Machine Learning Adventures After MLDS
Recent graduate Xueqing (Shirley) Wang shares what appealed to her about MLDS and how it prepared her for life after graduation.
Xueqing (Shirley) Wang had one goal when she began her first class in Northwestern Engineering's Master of Science in Machine Learning and Data Science (MLDS) program (formerly the MSiA program): she wanted to develop the knowledge and skills necessary for a career in data science.
With her classes completed and a new job as a machine learning engineer at TikTok scheduled to start in February, Wang (MLDS '23) accomplished her mission.
Wang will be developing machine learning models to help mitigate risk and detect fraud on TikTok's e-commerce platform. Before moving to Seattle for her new job, Wang looked back on her experience in MLDS and how it prepared her for where she is today.
What excites you about machine learning and data science?
The widespread adoption of machine learning and data science across various industries, coupled with their rapid evolution, is truly exciting. I am motivated by the opportunity to contribute to the cutting-edge advancements that are reshaping our society. Being an integral part of such innovative changes across different sectors is what truly ignites my passion.
How did MLDS prepare you for your new role at TikTok?
The MLDS program's contemporary and industry-aligned curriculum thoroughly prepared me for this role. It equipped me with the necessary skills required for the job, such as proficiency in big data tools and deep learning techniques. Additionally, the hands-on experience from the industry practicum and capstone project were particularly valuable in providing me the opportunity to work with large-scale data and tackle real-world challenges, which went beyond the scope of typical classroom projects.
What was it about the MLDS program that initially appealed to you?
The MLDS curriculum is well-designed to prepare students for a data science career. Besides its data science-oriented curriculum, the MLDS program is reputable for its successful career outcomes and a robust alumni network. The small cohort size particularly resonated with me since it promised personalized educational experience and the opportunity to form close relationships with other students.
As I was browsing through the student and alumni profile section on the program's website, I was impressed by their career placements and diversified experiences. This further indicated the program's competitiveness and reinforced my decision to apply and join a community of outstanding individuals.
When you started in MLDS, what were your post-graduation goals?
Coming from an undergraduate background concentrated on computer programming, I recognized a gap in my ability to effectively work with data and understand machine learning models in-depth. Through the program, I hoped to gain practical experience in managing the entire data science pipeline, from data extraction to informed decision-making. This well-rounded approach was crucial to ensure that I would be fully prepared for a full-time professional role after graduation.

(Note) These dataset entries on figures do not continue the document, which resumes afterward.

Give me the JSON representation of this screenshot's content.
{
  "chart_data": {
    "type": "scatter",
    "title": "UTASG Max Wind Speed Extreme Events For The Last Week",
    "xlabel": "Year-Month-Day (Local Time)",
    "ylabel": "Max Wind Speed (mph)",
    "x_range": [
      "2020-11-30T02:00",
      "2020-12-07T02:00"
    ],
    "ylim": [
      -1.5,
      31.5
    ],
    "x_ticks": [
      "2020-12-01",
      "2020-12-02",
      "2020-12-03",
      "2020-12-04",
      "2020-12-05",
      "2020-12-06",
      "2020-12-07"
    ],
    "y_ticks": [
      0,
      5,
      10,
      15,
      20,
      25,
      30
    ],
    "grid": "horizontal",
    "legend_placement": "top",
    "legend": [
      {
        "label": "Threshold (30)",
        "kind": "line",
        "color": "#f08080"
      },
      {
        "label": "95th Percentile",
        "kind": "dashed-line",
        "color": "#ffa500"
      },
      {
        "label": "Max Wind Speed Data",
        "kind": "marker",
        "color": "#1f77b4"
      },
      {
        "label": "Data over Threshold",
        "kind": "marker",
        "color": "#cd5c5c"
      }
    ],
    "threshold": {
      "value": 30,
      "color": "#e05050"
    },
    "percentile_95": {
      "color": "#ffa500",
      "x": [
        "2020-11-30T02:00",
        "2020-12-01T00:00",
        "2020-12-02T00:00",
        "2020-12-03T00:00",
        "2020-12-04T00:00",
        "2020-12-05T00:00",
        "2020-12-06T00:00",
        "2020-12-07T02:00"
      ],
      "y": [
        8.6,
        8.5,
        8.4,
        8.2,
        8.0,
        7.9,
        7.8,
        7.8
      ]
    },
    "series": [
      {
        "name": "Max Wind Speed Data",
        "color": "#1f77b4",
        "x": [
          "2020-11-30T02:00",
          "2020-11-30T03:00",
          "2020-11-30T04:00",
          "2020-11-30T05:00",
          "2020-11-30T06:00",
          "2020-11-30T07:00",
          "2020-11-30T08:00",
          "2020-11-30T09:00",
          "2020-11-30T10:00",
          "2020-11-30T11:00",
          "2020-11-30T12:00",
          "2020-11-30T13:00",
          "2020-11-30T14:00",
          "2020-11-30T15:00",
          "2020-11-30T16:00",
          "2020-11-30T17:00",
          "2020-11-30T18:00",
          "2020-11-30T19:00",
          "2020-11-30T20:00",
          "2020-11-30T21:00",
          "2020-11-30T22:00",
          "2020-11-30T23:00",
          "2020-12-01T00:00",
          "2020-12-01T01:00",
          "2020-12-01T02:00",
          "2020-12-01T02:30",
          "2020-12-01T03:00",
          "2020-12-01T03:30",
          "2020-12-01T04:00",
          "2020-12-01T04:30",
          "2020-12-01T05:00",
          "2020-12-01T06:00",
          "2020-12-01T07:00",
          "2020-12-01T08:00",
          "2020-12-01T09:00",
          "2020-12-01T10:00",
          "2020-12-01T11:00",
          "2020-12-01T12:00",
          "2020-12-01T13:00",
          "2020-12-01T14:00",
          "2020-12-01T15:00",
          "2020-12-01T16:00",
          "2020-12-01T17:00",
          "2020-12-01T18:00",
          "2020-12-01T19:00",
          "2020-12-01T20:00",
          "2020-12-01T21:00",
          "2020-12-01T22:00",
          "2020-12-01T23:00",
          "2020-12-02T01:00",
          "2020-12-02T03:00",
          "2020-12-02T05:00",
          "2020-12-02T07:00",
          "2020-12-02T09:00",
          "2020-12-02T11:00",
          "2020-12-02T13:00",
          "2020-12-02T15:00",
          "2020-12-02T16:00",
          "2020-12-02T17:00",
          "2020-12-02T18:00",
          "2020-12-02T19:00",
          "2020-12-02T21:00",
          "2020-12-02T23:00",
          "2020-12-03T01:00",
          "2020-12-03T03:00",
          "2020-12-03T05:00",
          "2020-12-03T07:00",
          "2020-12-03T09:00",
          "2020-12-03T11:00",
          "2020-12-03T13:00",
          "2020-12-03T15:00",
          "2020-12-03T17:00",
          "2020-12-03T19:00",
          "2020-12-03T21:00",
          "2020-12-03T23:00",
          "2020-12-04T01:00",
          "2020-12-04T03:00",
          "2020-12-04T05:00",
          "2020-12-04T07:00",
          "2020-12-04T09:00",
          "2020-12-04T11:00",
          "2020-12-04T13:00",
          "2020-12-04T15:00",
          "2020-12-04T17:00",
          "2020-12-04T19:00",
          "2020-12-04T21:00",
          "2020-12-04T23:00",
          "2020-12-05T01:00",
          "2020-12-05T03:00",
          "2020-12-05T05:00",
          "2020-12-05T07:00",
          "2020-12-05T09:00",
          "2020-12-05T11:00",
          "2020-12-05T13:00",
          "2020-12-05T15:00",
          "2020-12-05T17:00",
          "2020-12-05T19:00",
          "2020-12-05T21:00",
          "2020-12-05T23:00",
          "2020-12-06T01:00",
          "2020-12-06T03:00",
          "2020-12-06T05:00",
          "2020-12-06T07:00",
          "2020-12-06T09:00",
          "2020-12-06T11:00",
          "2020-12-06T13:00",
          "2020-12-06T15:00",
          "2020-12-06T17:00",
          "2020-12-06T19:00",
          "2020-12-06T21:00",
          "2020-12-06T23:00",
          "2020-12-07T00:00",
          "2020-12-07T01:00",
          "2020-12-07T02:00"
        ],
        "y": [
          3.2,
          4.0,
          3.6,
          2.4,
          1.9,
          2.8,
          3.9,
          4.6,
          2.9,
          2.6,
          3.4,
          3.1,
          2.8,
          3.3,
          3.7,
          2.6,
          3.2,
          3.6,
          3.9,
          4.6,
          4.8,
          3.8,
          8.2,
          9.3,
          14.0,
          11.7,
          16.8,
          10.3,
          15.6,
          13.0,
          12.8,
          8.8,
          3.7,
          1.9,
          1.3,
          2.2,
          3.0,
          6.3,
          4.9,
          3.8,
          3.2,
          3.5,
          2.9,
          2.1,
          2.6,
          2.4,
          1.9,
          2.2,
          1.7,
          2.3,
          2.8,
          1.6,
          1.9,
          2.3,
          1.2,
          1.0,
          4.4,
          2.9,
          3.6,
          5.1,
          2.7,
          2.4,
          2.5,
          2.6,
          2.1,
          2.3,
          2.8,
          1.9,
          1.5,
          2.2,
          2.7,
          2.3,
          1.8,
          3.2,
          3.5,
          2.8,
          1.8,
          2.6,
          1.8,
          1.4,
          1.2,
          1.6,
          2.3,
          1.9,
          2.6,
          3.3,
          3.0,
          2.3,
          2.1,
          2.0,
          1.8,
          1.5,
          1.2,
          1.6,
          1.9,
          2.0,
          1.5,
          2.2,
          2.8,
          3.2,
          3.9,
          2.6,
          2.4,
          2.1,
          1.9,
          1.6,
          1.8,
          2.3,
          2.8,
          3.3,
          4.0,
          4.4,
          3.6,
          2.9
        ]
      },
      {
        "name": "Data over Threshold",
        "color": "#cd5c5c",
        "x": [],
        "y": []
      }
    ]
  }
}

Which MLDS class impacted you the most?
Cloud Engineering. The course emphasized the significance of containerization and scalability, which are pivotal in the field of data science. The course allowed us to implement these concepts by building and deploying end-to-end machine learning models in a cloud environment. This practical experience was extremely beneficial in understanding the real-world applications and challenges in data science.
What did you learn from the program’s team projects?
The most challenging part of each project was always the initial phase where we had to comprehend the broader problem and narrow it down to a specific and manageable scope. Everyone could have a different perspective, so it was important to achieve a consensus on a common goal and communicate often during the early stages. Additionally, collaborating with different classmates was an enriching experience that allowed me to gain valuable insights into working effectively in a team environment.
Is there anything else you'd like to add?
I met some of my best friends in this program!